For anyone interested:

import boto3

aws_access_key_id = 'mykeyid'
aws_secret_access_key = 'mykeysecret'
aws_region = 'my regio'

client = boto3.client(
    'textract',
    aws_access_key_id=aws_access_key_id,
    aws_secret_access_key=aws_secret_access_key,
    region_name=aws_region
)

from PIL import Image
import io

# Open an image file
with Image.open('somefile.png') as img:
    # Convert image to bytes
    buffer = io.BytesIO()
    img.save(buffer, 'PNG')
    image_bytes = buffer.getvalue()

response = client.analyze_document(
    Document={'Bytes': image_bytes},
    FeatureTypes=['FORMS']
)

This Analyses the document. For me getting the proper key value matches is done with this code:

# Step 1: Build a block map
block_map = {block['Id']: block for block in response['Blocks']}

# Step 2: Identify key-value pairs
key_map = {}
value_map = {}

for block in response['Blocks']:
    if block['BlockType'] == 'KEY_VALUE_SET':
        if 'KEY' in block['EntityTypes']:
            key_map[block['Id']] = block
        else:
            value_map[block['Id']] = block

# Step 3: Extract key-value pairs
for key_block_id, key_block in key_map.items():
    value_block = block_map.get(key_block['Relationships'][0]['Ids'][0])
    
    # Extracting keys
    key = ''
    if 'Relationships' in key_block:
        key_relationships = key_block['Relationships']
        for relationship in key_relationships:
            if 'Ids' in relationship:
                for word_id in relationship['Ids']:
                    word_block = block_map.get(word_id, {})
                    if 'Text' in word_block:
                        key += word_block['Text'] + ' '
    
    # Extracting values
    value = ''
    if 'Relationships' in value_block:
        value_relationships = value_block['Relationships']
        for relationship in value_relationships:
            if 'Ids' in relationship:
                for word_id in relationship['Ids']:
                    word_block = block_map.get(word_id, {})
                    if 'Text' in word_block:
                        value += word_block['Text'] + ' '
    
    print(f'Key: {key.strip()}, Value: {value.strip()}')

Now quite obviously I was hoping not to need to create api endpoints and host this python code for this pdf processing.

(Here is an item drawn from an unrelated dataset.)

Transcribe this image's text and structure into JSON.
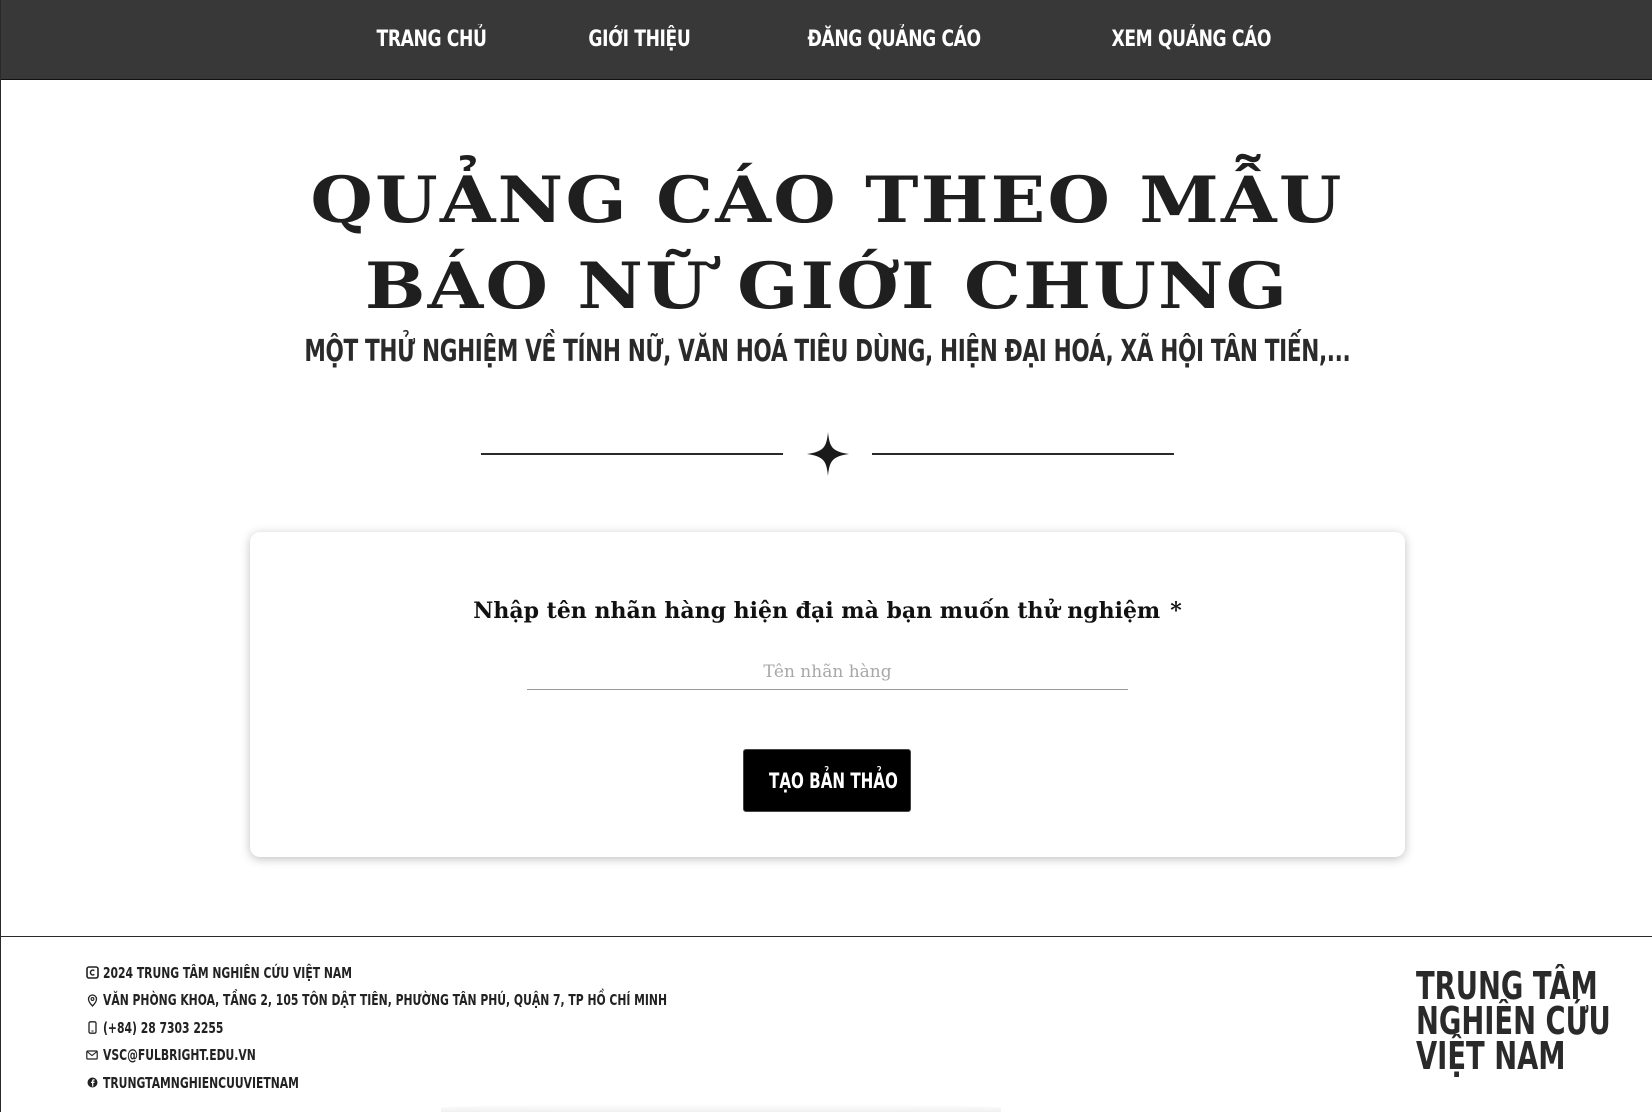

I’d much prefer to have a simple n8n setup for this case.

craig.mcelroy.nuso · September 21, 2023, 3:48am

@Jelle_de_Rijke Looks like we are hitting the same issue with regards to AWS authentication working as advertised with a custom http request.

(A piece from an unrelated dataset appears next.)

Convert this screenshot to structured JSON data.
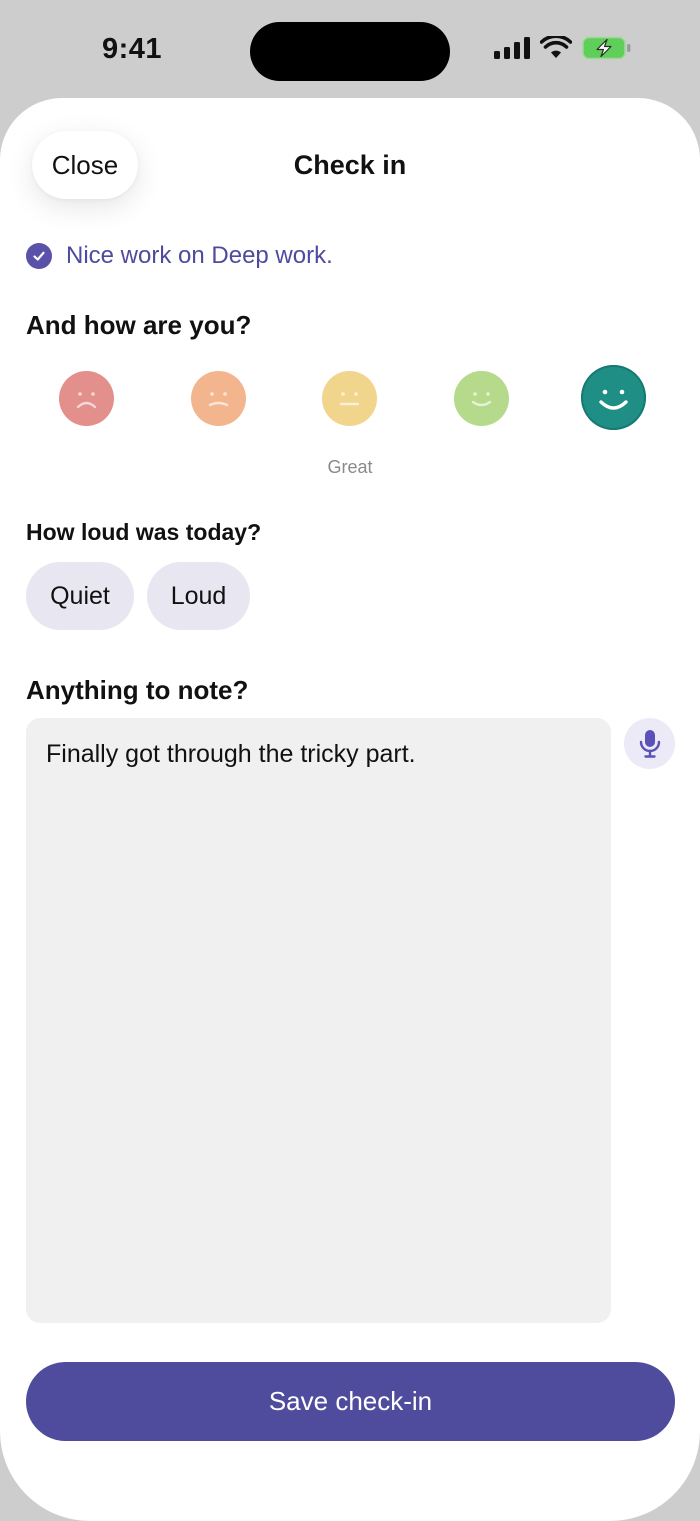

As for the issue you noted above, this is actually due to pdf not always being supported for the synchronous versions of the Textract calls. If you do some google-ing on that error, it seems that pdf is only supported for the synchronous calls for single page pdfs, whereas multi-page pdfs must be handled using the “start…” asynchronous versions of the calls, followed by the appropriate call to retrieve the results once the job completes. The AWS docs are pretty poor on that limitation for synchronous, but do indicate that asynchronous calls support multi-page.

tabacchi · October 2, 2023, 11:50am

I’m also facing the same challenges. Have either of you been successful in getting your workflows to run smoothly for asynchronous operations?

Jelle_de_Rijke · October 2, 2023, 1:08pm

I do appreciate your response, @craig.mcelroy.nuso.

However, I do not use a pdf, and definetely not a multi page pdf.
I included 2 example invoices here, one in jpg and one in png format:

These still give me the same error.

In anyone can try succesfully running Textract with these files, that would be very helpful.

Sadly it seems Textract in n8n is broken, at least for me!

system · December 31, 2023, 1:09pm

This topic was automatically closed 90 days after the last reply. New replies are no longer allowed.